PS: feels like a school project, so wondering why the timing is short.... how long did you wait before getting started? have you even started anything?

I can't comment on the network stuff, other than that I would set up the one controlling the tower light to act as a webserver, and have it react to requests by turning on or off lights, and have the one with the RFID reader make requests against it to communicate status.

If the tower light doesn't have mosfets to drive the lights builtin, you'd have to add those as well (I normally reach for a IRF3708 when I want a fet that is guaranteed to be able to handle most loads, can be switched easily, even by 3.3v, and is in an easy-to-solder TO-220 package.

For the tower light in my room (from my desk, I can't see either door, so i have sensors on the door so I know if my door is open, so I can make sure it's closed when I want privacy, and two of the other lights are made to flash if the refrigerator door is left open, because I often dont quite close it), I busted up the weird special light bulbs that wanted an inconvenient voltage, breaking up the glass until just the base was left, and I could mount, in it's place, a 12v led assembly (off the shelf), with its leads soldered to the contacts on on the bulb and held in place with polymorph (polycaprolacrone, aka friendly plastic, instamorph, etc - comes as pellets that become soft and pliable at the temperature of hot water). The bulbs only pull like 100mA, so I used a ULN2003 as the driver because they're cheap and I have tons of them kicking around....

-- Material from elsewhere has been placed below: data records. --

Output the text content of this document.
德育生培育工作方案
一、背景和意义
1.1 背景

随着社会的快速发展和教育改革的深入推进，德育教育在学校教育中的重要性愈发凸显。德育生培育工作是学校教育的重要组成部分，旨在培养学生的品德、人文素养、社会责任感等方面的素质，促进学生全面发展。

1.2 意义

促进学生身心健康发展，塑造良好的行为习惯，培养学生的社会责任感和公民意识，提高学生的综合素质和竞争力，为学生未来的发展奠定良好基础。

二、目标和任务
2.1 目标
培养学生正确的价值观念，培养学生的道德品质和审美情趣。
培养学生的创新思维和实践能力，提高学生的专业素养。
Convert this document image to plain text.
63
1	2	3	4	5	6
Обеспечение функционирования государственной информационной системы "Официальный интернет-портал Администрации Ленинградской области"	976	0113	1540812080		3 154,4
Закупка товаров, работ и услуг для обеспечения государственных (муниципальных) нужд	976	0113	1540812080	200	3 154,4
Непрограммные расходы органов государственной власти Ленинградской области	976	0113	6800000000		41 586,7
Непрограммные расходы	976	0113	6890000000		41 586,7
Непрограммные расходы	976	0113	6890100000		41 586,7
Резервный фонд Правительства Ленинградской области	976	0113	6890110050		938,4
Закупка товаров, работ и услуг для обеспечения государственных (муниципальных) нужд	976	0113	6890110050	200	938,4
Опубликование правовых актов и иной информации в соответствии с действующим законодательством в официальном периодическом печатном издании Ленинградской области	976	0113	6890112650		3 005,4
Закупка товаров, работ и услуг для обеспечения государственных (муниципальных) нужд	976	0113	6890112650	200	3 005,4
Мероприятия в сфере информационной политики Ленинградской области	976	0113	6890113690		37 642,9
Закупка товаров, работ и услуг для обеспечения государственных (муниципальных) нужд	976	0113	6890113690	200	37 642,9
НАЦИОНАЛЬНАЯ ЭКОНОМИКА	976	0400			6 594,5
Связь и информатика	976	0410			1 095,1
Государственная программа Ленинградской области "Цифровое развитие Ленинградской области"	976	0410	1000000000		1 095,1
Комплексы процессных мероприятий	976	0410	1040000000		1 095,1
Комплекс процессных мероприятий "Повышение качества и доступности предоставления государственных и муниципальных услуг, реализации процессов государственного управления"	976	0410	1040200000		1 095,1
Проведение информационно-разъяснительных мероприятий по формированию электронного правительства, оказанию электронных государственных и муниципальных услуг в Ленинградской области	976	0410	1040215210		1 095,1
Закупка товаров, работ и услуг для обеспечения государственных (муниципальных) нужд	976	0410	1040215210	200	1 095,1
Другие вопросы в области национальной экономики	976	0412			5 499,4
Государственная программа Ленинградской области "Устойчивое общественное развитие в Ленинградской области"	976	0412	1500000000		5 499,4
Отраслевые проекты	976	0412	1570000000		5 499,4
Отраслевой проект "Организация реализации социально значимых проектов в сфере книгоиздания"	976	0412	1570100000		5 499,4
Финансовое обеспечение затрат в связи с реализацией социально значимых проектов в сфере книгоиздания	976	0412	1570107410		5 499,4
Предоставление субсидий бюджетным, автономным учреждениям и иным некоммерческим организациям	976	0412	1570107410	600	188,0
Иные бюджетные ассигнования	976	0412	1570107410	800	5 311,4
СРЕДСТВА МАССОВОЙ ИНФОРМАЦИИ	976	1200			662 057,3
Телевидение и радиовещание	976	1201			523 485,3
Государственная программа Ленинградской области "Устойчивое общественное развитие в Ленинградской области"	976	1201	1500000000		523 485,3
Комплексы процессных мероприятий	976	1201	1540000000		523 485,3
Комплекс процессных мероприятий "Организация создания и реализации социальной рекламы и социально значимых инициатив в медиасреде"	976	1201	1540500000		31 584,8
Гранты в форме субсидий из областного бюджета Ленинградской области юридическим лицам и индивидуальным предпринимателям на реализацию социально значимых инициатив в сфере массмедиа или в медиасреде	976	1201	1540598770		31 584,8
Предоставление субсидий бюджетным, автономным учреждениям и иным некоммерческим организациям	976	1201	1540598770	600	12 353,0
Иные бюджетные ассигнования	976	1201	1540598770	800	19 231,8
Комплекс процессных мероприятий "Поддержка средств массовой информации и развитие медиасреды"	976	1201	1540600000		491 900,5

this place has its own culture. we are all grinding away at our own projects. we will help a person who asks a question that indicates he is fully engaged in his project. we ignore at best, or snarl at, people who have not put forth effort

Read "How To Use This Forum"

in particular, 7. If you are posting code or error messages, use "code" tags

This is what happens when you do not

look in the Project Hub, look for RFID and network projects. come back and ask specific questions about particular needs.